Based on yet another YA novel, If I Stay actually tries to deal with an interesting theme; what we do when those we love have been taken from us, and life as we know it has been utterly changed. This is the challenge that faces young Mia after her family is involved in a deadly car crash but, unlike most of the world, she is aware of the choice that she faces, and the consequences of the decision she makes.
Chloe Grace Moretz has proven time and again that she is capable of great performances, so Mia is not really a stretch for the actress; she manages the character well, making her likeable and relatable, while capturing the feel of first love and first heartbreak. Jamie Blackley makes Adam – the love interest – a well rounded and engaging character, and for the first time in what feels like forever, the relationship between these two characters actually feel as though it is well balanced and they are allowed to be each other’s equal. The rest of the cast is made up of Mirielle Enos as Mia’s mum Kat, Joshua Leonard as Mia’s father Denny, Stacey Keach as Mia’s grandfather and Liana Liberato as Kim.
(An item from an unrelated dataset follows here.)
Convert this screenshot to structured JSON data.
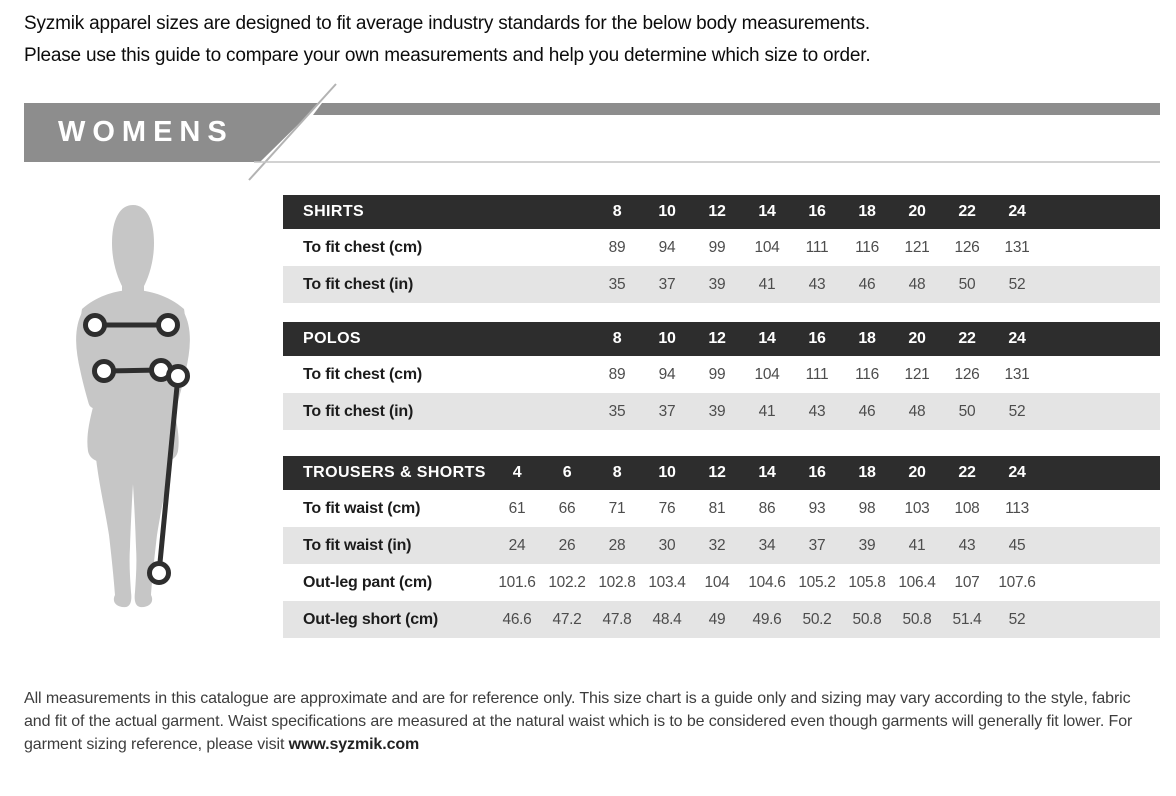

The story is really rather straightforward; young couple breaks up only to be brought back together as one of them is on the brink of death, but telling the tale backwards – as Mia flashes back over her life – makes a familiar yarn that little bit more engaging. There is nice chemistry between the two leads, and their passion for their lives apart from one another is the cause of most of their passion and most of their arguments. That said, the dialogue is rather forgettable – although there are some lines that are incredibly cringey – and there are times when the audience is left to wonder whether striving to live for the sake of an ex-boyfriend is really a life worth living. However, this is a tween romance, so there is bound to be angst and some odd decisions.
Director RJ Cutler doesn’t really leave a lasting impression on the film, other than allowing the schmaltz and perfect lives of the characters to take centre stage. The ‘ghost’ element of the story weakens the tale, as does the thin examination of Mia’s life and her reasons for living. There are moments that tug on the heartstrings, but these mostly come too late to save the film from falling victim to its own saccharine.
In all, If I Stay tries to be a different approach to a love story, but ends up being too sweet, too thin and too reminiscent of Love Story. Moretz and Blackley do well, but If I Stay is not the story that is going to restore our faith in love, rather it celebrates the idea that we, as people, feel the need to keep fighting for life. This is not a bad message by any stretch of the imagination, but it is perhaps not the one that the film set out to convey.